Secondorris johnson Is an honest man. This can be seen in the number of times he declares his honesty.In his written submissions to the committee CongressmanThe word “honesty” came up in one form or another about 20 times in an inquiry into whether he intended to mislead Parliament about the Partygate issue. During the three-hour hearing on March 22, he offered more honesty, even being “candid” at one point. Nothing says honesty like declaring your honesty more than 20 times in two days.
Mr Johnson first came to national attention in the bbc A comedy show called “I have news for you.” Those episodes look more like a prophecy now: Privilege Committee, applause. It was all there: the hair; the rants; the allegations of misconduct. And of course, honesty. Asked about the alleged crime, he replied: “Honestly, I don’t remember.”
It didn’t matter then. He’s so funny, so blond, and so charming.As the presenter of the show said at the time: “Everybody’s gonna fall in love with you.” Much of the UK did – as a Congressman, then as mayor of London, then all the way to Downing Street. Mr Johnson also loved the country so much that he became the first British prime minister of an unknown number of children.
The bill now appears to be drawing to a close. Committee hearings are another panel, another show. But the “did I get you a pixelated photo” mood was less pleasant. Drunk Downing Street parties during lockdown have been dubbed the Partygate scandal. But the atmosphere at the hearing was pure hangover. Mr Johnson’s mood alternates between irascibility (“total bullshit”, he spits at one point) and the kind of repentant abstinence after an overindulgence. One man who once said he loves cake as much as he eats it emphasized that at his 2020 birthday party, “the cake was always in a Tupperware box.”
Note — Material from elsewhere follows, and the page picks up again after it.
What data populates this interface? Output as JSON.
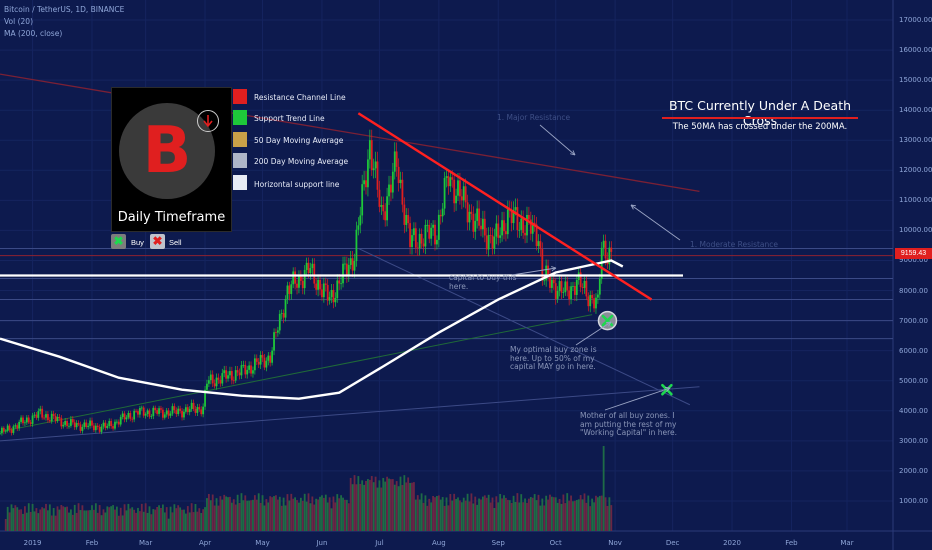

Mr Johnson did attempt a little kindness: He spoke of “electric fields” and “cluttered corridors”. But his audience is less interested in the sprawling hallways than in pages 30, 40, and 41 of the evidence packet: can he refer to them? On top of that, they showed him the photos – a whole embarrassing set of appendices, along with bottles of wine and crisps, and regrettable takeaways on silver platters.
From all this, Mr Johnson has other regrettable takeaways. If the committee goes against him, it could start a process that ends with him leaving parliament. But whatever the verdict, he looks screwed. On the day he dodged questions about alcohol and trestle tables, Congressmans ratified the Northern Ireland deal negotiated by Rishi Sunak. He has failed in the polls; his chances of reaching the top of politics again are slim. If he’s being honest with himself, he’ll probably admit it.